At Factory, linting is our first response, not an afterthought: when a bug or drift shows up in a review, test, or incident, we immediately codify it as a rule, wire it into local dev, pre‑commit, CI, PR bots, and our agent toolchains, and treat “lint green” as the merge gate. This turns every lesson into an executable constraint that agents obey by default and humans can’t accidentally bypass. Concretely, we maintain dozens of rules such as:

  • Enforce a one-to-one mapping between logic files and colocated unit tests
  • Require proper error handling along with a consistent error taxonomy
  • Apply strict syntax and organization standards such as named exports, absolute imports, deterministic file placement, module boundaries, and no cyclic dependencies
  • Verify that middleware like authentication, tracing, and logging is correctly bootstrapped wherever it is needed
  • And much more beyond these points

The result is a codebase that self‑heals: new issues become rules, agents mass‑fix violations, and the guardrails prevent the same problem from landing twice.

The payoff

When guidelines become lint-enforced law, agent-native development stops being just a promise and begins to compound. Each rule you codify reduces review overhead, eliminates a class of regressions, and turns drift into an auto-fixed diff. Every lint-green merge makes the repo more searchable, easier to refactor, and more teachable. Each iteration transforms tribal knowledge into an executable specification that agents follow by default.

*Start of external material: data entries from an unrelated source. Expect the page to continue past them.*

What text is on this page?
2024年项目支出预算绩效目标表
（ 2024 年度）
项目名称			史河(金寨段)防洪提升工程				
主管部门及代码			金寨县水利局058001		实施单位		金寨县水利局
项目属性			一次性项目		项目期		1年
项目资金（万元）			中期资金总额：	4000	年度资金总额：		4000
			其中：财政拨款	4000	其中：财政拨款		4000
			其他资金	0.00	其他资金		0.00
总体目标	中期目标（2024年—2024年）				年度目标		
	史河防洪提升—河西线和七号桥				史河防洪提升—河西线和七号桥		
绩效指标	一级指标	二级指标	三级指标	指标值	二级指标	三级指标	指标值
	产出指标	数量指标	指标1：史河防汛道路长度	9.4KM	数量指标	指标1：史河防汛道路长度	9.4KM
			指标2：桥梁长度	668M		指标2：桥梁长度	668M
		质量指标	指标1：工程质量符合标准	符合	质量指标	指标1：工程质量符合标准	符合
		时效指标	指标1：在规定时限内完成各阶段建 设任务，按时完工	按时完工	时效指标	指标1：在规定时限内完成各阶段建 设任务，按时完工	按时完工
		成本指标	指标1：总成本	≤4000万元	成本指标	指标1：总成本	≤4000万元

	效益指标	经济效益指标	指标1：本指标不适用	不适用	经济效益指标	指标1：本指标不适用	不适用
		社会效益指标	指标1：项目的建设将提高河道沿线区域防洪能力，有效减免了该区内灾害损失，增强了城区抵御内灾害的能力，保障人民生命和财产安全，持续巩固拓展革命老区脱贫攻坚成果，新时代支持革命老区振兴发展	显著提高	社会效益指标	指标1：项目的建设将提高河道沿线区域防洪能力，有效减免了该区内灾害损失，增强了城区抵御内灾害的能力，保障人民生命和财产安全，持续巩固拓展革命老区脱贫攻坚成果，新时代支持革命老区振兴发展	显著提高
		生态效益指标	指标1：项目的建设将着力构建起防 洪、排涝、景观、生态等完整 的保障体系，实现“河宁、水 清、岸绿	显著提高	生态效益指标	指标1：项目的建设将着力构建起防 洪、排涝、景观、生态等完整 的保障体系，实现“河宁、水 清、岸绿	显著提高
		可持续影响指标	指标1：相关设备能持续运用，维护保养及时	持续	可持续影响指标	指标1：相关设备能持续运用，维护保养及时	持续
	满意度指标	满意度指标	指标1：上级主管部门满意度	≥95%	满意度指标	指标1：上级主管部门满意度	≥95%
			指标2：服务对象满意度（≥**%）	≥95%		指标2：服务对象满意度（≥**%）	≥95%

Over weeks, this results in smoother pull requests. Over quarters, it leads to faster lead times, safer large-scale changes, and fewer outages. Over years, it locks in architectural integrity while your teams can focus more on design, domain, and product. The end state is a self-healing codebase where consistency scales with both headcount and agent horsepower. Every new standard you encode continues to pay dividends indefinitely.